About Cardiac ASH
Introduction
Sarcoidosis is an inflammatory disease involving any organs of the body characterized by non-caseating granuloma. Lung involvement is most common and followed by skin and lymph node.
Cardiac sarcoidosis (CS) can be diagnosed as a part of systemic sarcoidosis or detected alone. Several studies described variable range of myocardial involvement in patients with systemic sarcoidosis; 2-5% in retrospective study of systemic sarcoidosis patients and 25-75% in autopsy studies. Disease spectrum is wide from incidental finding to life-threatening complications, such as high degree atrioventricular (AV) block, heart failure and sudden cardiac death.
Clinical manifestations
CS can cause various arrhythmias and heart failure. Asymptomatic cardiac involvement is detected by work up of systemic sarcoidosis involving other organs.

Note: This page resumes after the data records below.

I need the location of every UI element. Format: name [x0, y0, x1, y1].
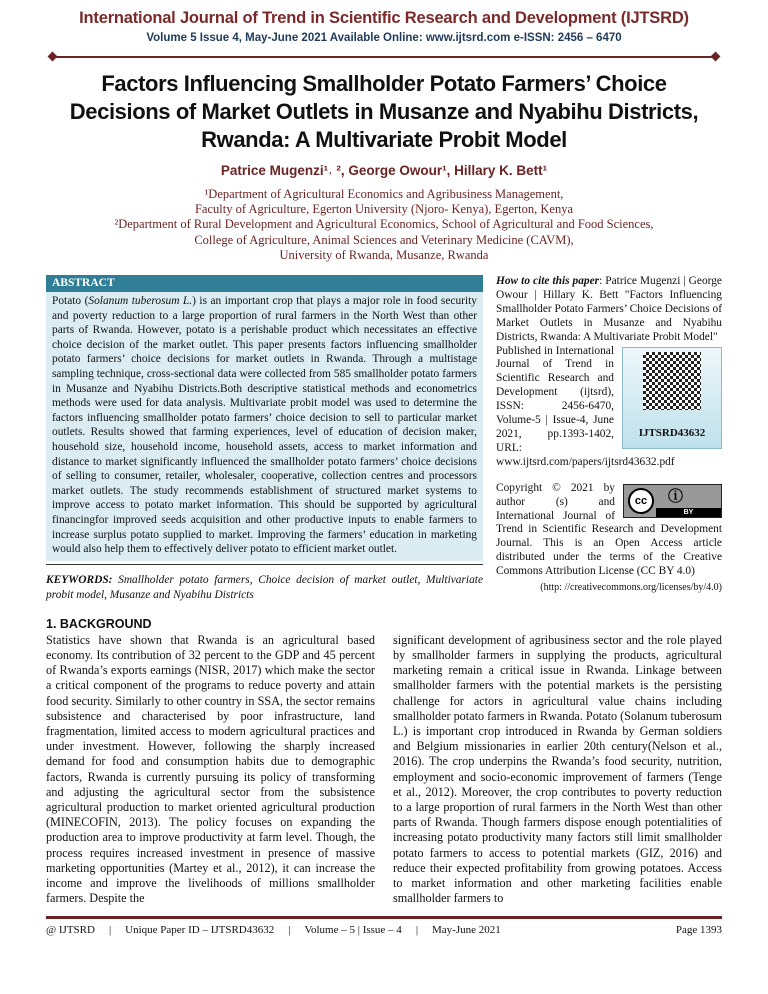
affiliation-line: ¹Department of Agricultural Economics and Agribusiness Management, [204, 187, 564, 201]
qr-label: IJTSRD43632 [638, 426, 706, 439]
footer-sep: | [108, 924, 112, 937]
abstract-divider [46, 564, 483, 565]
affiliation-line: Faculty of Agriculture, Egerton University (Njoro- Kenya), Egerton, Kenya [194, 202, 573, 217]
citation-text: : Patrice Mugenzi | George Owour | Hillary K. Bett "Factors Influencing Smallholder Potato Farmers’ Choice Decisions of Market Outlets in Musanze and Nyabihu Districts, Rwanda: A Multivariate Probit Model" [496, 275, 722, 343]
page-footer [46, 923, 722, 937]
affiliation-line: ²Department of Rural Development and Agricultural Economics, School of Agricultural and Food Sciences, [114, 217, 654, 232]
abstract-text [46, 292, 483, 557]
by-label: BY [656, 508, 721, 517]
authors: Patrice Mugenzi¹˒ ², George Owour¹, Hillary K. Bett¹ [220, 163, 548, 178]
footer-sep: | [415, 924, 419, 937]
body-columns [46, 633, 722, 907]
abstract-box [46, 275, 483, 561]
footer-divider [46, 916, 722, 919]
person-icon: ⓘ [668, 487, 684, 505]
footer-date: May-June 2021 [432, 924, 501, 937]
footer-journal: @ IJTSRD [46, 924, 95, 937]
volume-line: Volume 5 Issue 4, May-June 2021 Available Online: www.ijtsrd.com e-ISSN: 2456 – 6470 [146, 32, 622, 44]
paper-title: Factors Influencing Smallholder Potato Farmers’ Choice Decisions of Market Outlets in Musanze and Nyabihu Districts, Rwanda: A Multivariate Probit Model [69, 71, 699, 152]
header-divider [52, 56, 716, 58]
front-matter [46, 275, 722, 603]
abstract-pre: Potato ( [52, 295, 89, 308]
copyright [496, 482, 722, 594]
footer-sep: | [288, 924, 291, 937]
affiliations [0, 187, 768, 263]
body-column-left: Statistics have shown that Rwanda is an agricultural based economy. Its contribution of 32 percent to the GDP and 45 percent of Rwanda’s exports earnings (NISR, 2017) which make the sector a critical component of the programs to reduce poverty and attain food security. Similarly to other country in SSA, the sector remains subsistence and characterised by poor infrastructure, land fragmentation, limited access to modern agricultural practices and under investment. However, following the sharply increased demand for food and consumption habits due to demographic factors, Rwanda is currently pursuing its policy of transforming and adjusting the agricultural sector from the subsistence agricultural production to market oriented agricultural production (MINECOFIN, 2013). The policy focuses on expanding the production area to improve productivity at farm level. Though, the process requires increased investment in presence of massive marketing opportunities (Martey et al., 2012), it can increase the income and improve the livelihoods of millions smallholder farmers. Despite the [46, 632, 375, 906]
affiliation-line: University of Rwanda, Musanze, Rwanda [279, 247, 489, 262]
abstract-body: ) is an important crop that plays a major role in food security and poverty reduction to a large proportion of rural farmers in the North West than other parts of Rwanda. However, potato is a perishable product which necessitates an effective choice decision of the market outlet. This paper presents factors influencing smallholder potato farmers’ choice decisions for market outlets in Rwanda. Through a multistage sampling technique, cross-sectional data were collected from 585 smallholder potato farmers in Musanze and Nyabihu Districts.Both descriptive statistical methods and econometrics methods were used for data analysis. Multivariate probit model was used to determine the factors influencing smallholder potato farmers’ choice decision to sell to particular market outlets. Results showed that farming experiences, level of education of decision maker, household size, household income, household assets, access to market information and distance to market significantly influenced the smallholder potato farmers’ choice decisions of selling to consumer, retailer, wholesaler, cooperative, collection centres and processors market outlets. The study recommends establishment of structured market systems to improve access to potato market information. This should be supported by agricultural financingfor improved seeds acquisition and other productive inputs to enable farmers to increase surplus potato supplied to market. Improving the farmers’ education in marketing would also help them to effectively deliver potato to efficient market outlet. [52, 295, 477, 556]
qr-code-box [622, 347, 722, 449]
citation [496, 275, 722, 345]
abstract-species: Solanum tuberosum L. [88, 295, 193, 308]
citation-published: Published in International Journal of Trend in Scientific Research and Development (ijtsrd), ISSN: 2456-6470, Volume-5 | Issue-4, June 2021, pp.1393-1402, URL: www.ijtsrd.com/papers/ijtsrd43632.pdf [496, 344, 675, 468]
footer-paper-id: Unique Paper ID – IJTSRD43632 [125, 924, 275, 937]
keywords-text: Smallholder potato farmers, Choice decision of market outlet, Multivariate probit model, Musanze and Nyabihu Districts [46, 573, 483, 601]
citation-column [496, 275, 722, 603]
qr-code-icon [643, 352, 701, 410]
citation-published-block [496, 345, 722, 470]
abstract-heading: ABSTRACT [46, 275, 483, 292]
body-column-right: significant development of agribusiness sector and the role played by smallholder farmers in supplying the products, agricultural marketing remain a critical issue in Rwanda. Linkage between smallholder farmers with the potential markets is the persisting challenge for actors in agricultural value chains including smallholder potato farmers in Rwanda. Potato (Solanum tuberosum L.) is important crop introduced in Rwanda by German soldiers and Belgium missionaries in earlier 20th century(Nelson et al., 2016). The crop underpins the Rwanda’s food security, nutrition, employment and socio-economic improvement of farmers (Tenge et al., 2012). Moreover, the crop contributes to poverty reduction to a large proportion of rural farmers in the North West than other parts of Rwanda. Though farmers dispose enough potentialities of increasing potato productivity many factors still limit smallholder potato farmers to access to potential markets (GIZ, 2016) and reduce their expected profitability from growing potatoes. Access to market information and other marketing facilities enable smallholder farmers to [393, 632, 723, 906]
copyright-text: Copyright © 2021 by author (s) and International Journal of Trend in Scientific Research and Development Journal. This is an Open Access article distributed under the terms of the Creative Commons Attribution License (CC BY 4.0) [496, 481, 722, 578]
section-heading: 1. BACKGROUND [46, 616, 152, 631]
license-link[interactable]: (http: //creativecommons.org/licenses/by/4.0) [540, 582, 722, 594]
keywords-label: KEYWORDS: [46, 573, 113, 586]
keywords [46, 573, 483, 603]
abstract-column [46, 275, 483, 603]
cc-by-badge-icon [623, 484, 722, 518]
page-number: Page 1393 [675, 924, 722, 937]
citation-label: How to cite this paper [496, 275, 600, 288]
footer-volume: Volume – 5 | Issue – 4 [304, 924, 402, 937]
journal-name: International Journal of Trend in Scientific Research and Development (IJTSRD) [79, 9, 689, 27]
affiliation-line: College of Agriculture, Animal Sciences and Veterinary Medicine (CAVM), [194, 232, 574, 247]
cc-icon: cc [628, 488, 654, 514]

Complete AV block is most common finding in clinically evident CS and has been reported in 23-30% of CS. Ventricular tachycardia is one of the most frequent arrhythmia reported in CS patients. Complete AV block and ventricular tachycardia is caused by myocardial infiltration of granuloma, which account for the high prevalence of sudden cardiac death in CS patients. Heart failure is a consequence of extensive cardiac infiltration of granuloma, and accounts for 25-75% of cardiac deaths in patients with CS. Pericardial effusion, secondary mitral regurgitation due to left ventricular involvement, ventricular aneurysm and pulmonary hypertension can be detected.
Diagnosis
When CS is suspected in patients with systemic sarcoidosis, electrocardiogram (ECG) and echocardiography are the first diagnostic test. Abnormal ECG such as AV block and bundle branch block is found in 50% of patients with systemic sarcoidosis, but is often nonspecific. Echocargiography is a key diagnostic tool to diagnose CS, because endomyocardial biopsy showed low sensitivity for non-caseating granuloma. Regional wall motion abnormality inconsistent with coronary artery territory is a clue for the diagnosis of CS, and basal septum, posterior and lateral wall is most commonly involved. Global left ventricular dysfunction mimicking dilated cardiomyopathy can be seen in end-stage CS. Cardiac magnetic resonance and positron emission can also assist the diagnosis of CS. Endomyocardial biopsy is needed for the definite diagnosis of CS. However, the diagnostic yield of non-caseating granuloma is about 20%.

Figure 1. Echocardiography of 56-year old male diagnosed with cardiac sarcoidosis. Dyskinesia of basal anteroseptal wall is shown.

Figure 2. Myocardium involved with cardiac sarcoidosis showing non-caseating, multinucleated giant cell granuloma (Modified from Heart.2006;92(2):282–288.)
The mainstay of CS treatment is immunosuppression, and prednisolone is commonly used. In addition, implantable cardioverter-defibrillator is needed in patients who experienced sudden cardiac arrest or ventricular tachyarrhythmia for secondary prevention. Medication for heart failure is also important in CS with systolic dysfunction.
Prognosis
Once symptom is revealed in patients with CS, the prognosis is poor.